Pay Attention to the Environment
It is an important aspect of treatment in any sort of disorder. The betterment of the treatment will be at its good pace if the environment around the patients exists happily and peacefully. Nature’s art can heal any broken heart. The chirping birds, the oxygenated trees help us give the positive to fight over any negative soul in us.
Use Distraction
Beat over loneliness and staying in relation with friends, family or loved ones can heal a person from hallucination. A tight hug from the loved ones is enough for you to battle over any of your hardships, so why not a hallucination?
We fight hundreds of battles in our day-to-day life, but hardly we win the battle when we stand alone opposing many. Om the other way round the battle could be achieved with sparkling success when our loved ones and our parents are with us to support and care for us. Time to join hands and touch the colorful rainbow up in the peaceful sky.
FAQ’s
Ques. Are Hallucinations psychosis?
Ans. Psychosis in brief means the loss of contact with reality so thus this can feature hallucination or delusion.
Ques. Is hallucination a symptom of depression?
Ans. People with severe depression have a higher risk of experiencing hallucinations. So both are interrelated when it reaches above the threshold energy.

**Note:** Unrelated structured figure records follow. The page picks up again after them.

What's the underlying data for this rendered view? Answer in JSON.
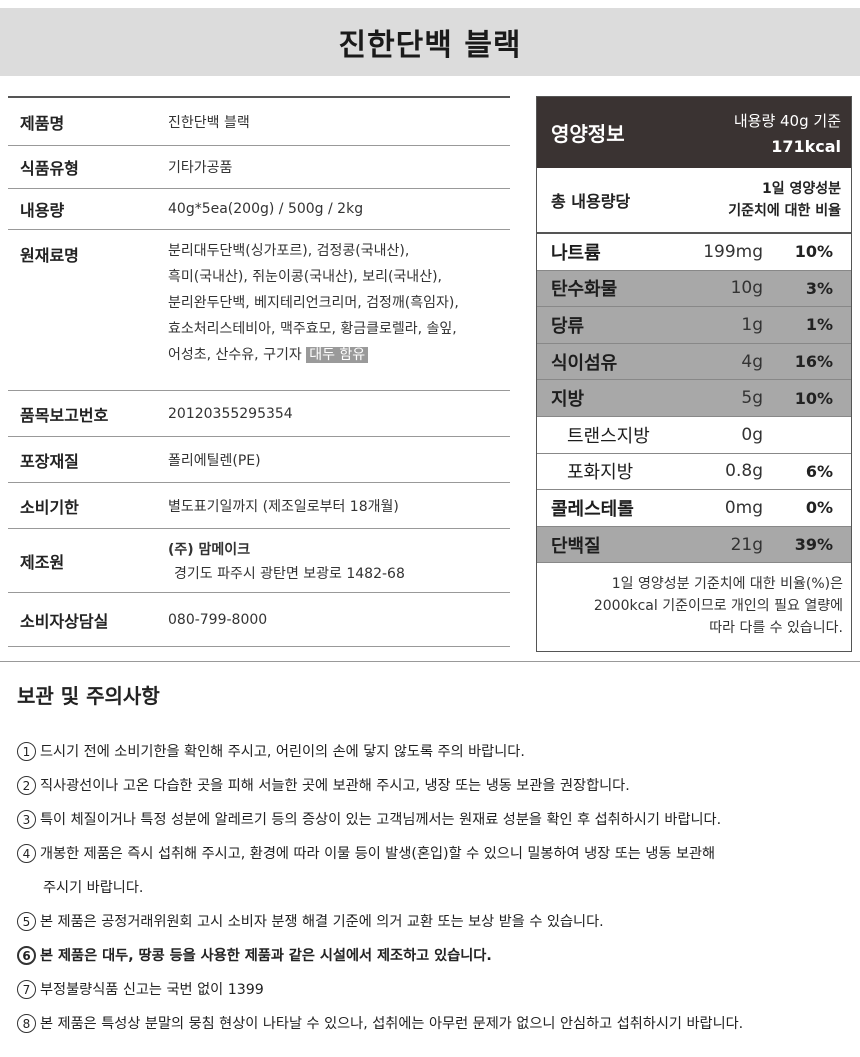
{
  "title": "진한단백 블랙",
  "info": {
    "product_name_key": "제품명",
    "product_name_val": "진한단백 블랙",
    "type_key": "식품유형",
    "type_val": "기타가공품",
    "volume_key": "내용량",
    "volume_val": "40g*5ea(200g) / 500g / 2kg",
    "ingredients_key": "원재료명",
    "ingredients_lines": [
      "분리대두단백(싱가포르), 검정콩(국내산),",
      "흑미(국내산), 쥐눈이콩(국내산), 보리(국내산),",
      "분리완두단백, 베지테리언크리머, 검정깨(흑임자),",
      "효소처리스테비아, 맥주효모, 황금클로렐라, 솔잎,",
      "어성초, 산수유, 구기자"
    ],
    "allergen": "대두 함유",
    "report_key": "품목보고번호",
    "report_val": "20120355295354",
    "package_key": "포장재질",
    "package_val": "폴리에틸렌(PE)",
    "expiry_key": "소비기한",
    "expiry_val": "별도표기일까지 (제조일로부터 18개월)",
    "maker_key": "제조원",
    "maker_name": "(주) 맘메이크",
    "maker_addr": "경기도 파주시 광탄면 보광로 1482-68",
    "contact_key": "소비자상담실",
    "contact_val": "080-799-8000"
  },
  "nutrition": {
    "label": "영양정보",
    "serving": "내용량 40g 기준",
    "kcal": "171kcal",
    "total_label": "총 내용량당",
    "daily_label_1": "1일 영양성분",
    "daily_label_2": "기준치에 대한 비율",
    "rows": [
      {
        "name": "나트륨",
        "amount": "199mg",
        "pct": "10%"
      },
      {
        "name": "탄수화물",
        "amount": "10g",
        "pct": "3%"
      },
      {
        "name": "당류",
        "amount": "1g",
        "pct": "1%"
      },
      {
        "name": "식이섬유",
        "amount": "4g",
        "pct": "16%"
      },
      {
        "name": "지방",
        "amount": "5g",
        "pct": "10%"
      },
      {
        "name": "트랜스지방",
        "amount": "0g",
        "pct": ""
      },
      {
        "name": "포화지방",
        "amount": "0.8g",
        "pct": "6%"
      },
      {
        "name": "콜레스테롤",
        "amount": "0mg",
        "pct": "0%"
      },
      {
        "name": "단백질",
        "amount": "21g",
        "pct": "39%"
      }
    ],
    "note_1": "1일 영양성분 기준치에 대한 비율(%)은",
    "note_2": "2000kcal 기준이므로 개인의 필요 열량에",
    "note_3": "따라 다를 수 있습니다."
  },
  "caution": {
    "title": "보관 및 주의사항",
    "items": [
      {
        "num": "1",
        "text": "드시기 전에 소비기한을 확인해 주시고, 어린이의 손에 닿지 않도록 주의 바랍니다."
      },
      {
        "num": "2",
        "text": "직사광선이나 고온 다습한 곳을 피해 서늘한 곳에 보관해 주시고, 냉장 또는 냉동 보관을 권장합니다."
      },
      {
        "num": "3",
        "text": "특이 체질이거나 특정 성분에 알레르기 등의 증상이 있는 고객님께서는 원재료 성분을 확인 후 섭취하시기 바랍니다."
      },
      {
        "num": "4",
        "text": "개봉한 제품은 즉시 섭취해 주시고, 환경에 따라 이물 등이 발생(혼입)할 수 있으니 밀봉하여 냉장 또는 냉동 보관해",
        "cont": "주시기 바랍니다."
      },
      {
        "num": "5",
        "text": "본 제품은 공정거래위원회 고시 소비자 분쟁 해결 기준에 의거 교환 또는 보상 받을 수 있습니다."
      },
      {
        "num": "6",
        "text": "본 제품은 대두, 땅콩 등을 사용한 제품과 같은 시설에서 제조하고 있습니다."
      },
      {
        "num": "7",
        "text": "부정불량식품 신고는 국번 없이 1399"
      },
      {
        "num": "8",
        "text": "본 제품은 특성상 분말의 뭉침 현상이 나타날 수 있으나, 섭취에는 아무런 문제가 없으니 안심하고 섭취하시기 바랍니다."
      }
    ]
  }
}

Ques. Are hallucinations dangerous?
Ans. In some severe cases, fear and obsession prompted by hallucinations can lead to dangerous actions or behaviors, like hurting themselves.
Ques. Will dehydration cause hallucinations?
Ans. Dehydration causes Psychotic symptoms leading to hyponatremia that results in causing hallucinations or even coma.
Ques. Can hallucinations be caused by lack of sleep?
Ans. Yes, lack of sleep can trigger hallucination, this is because of the mental stress that is caused.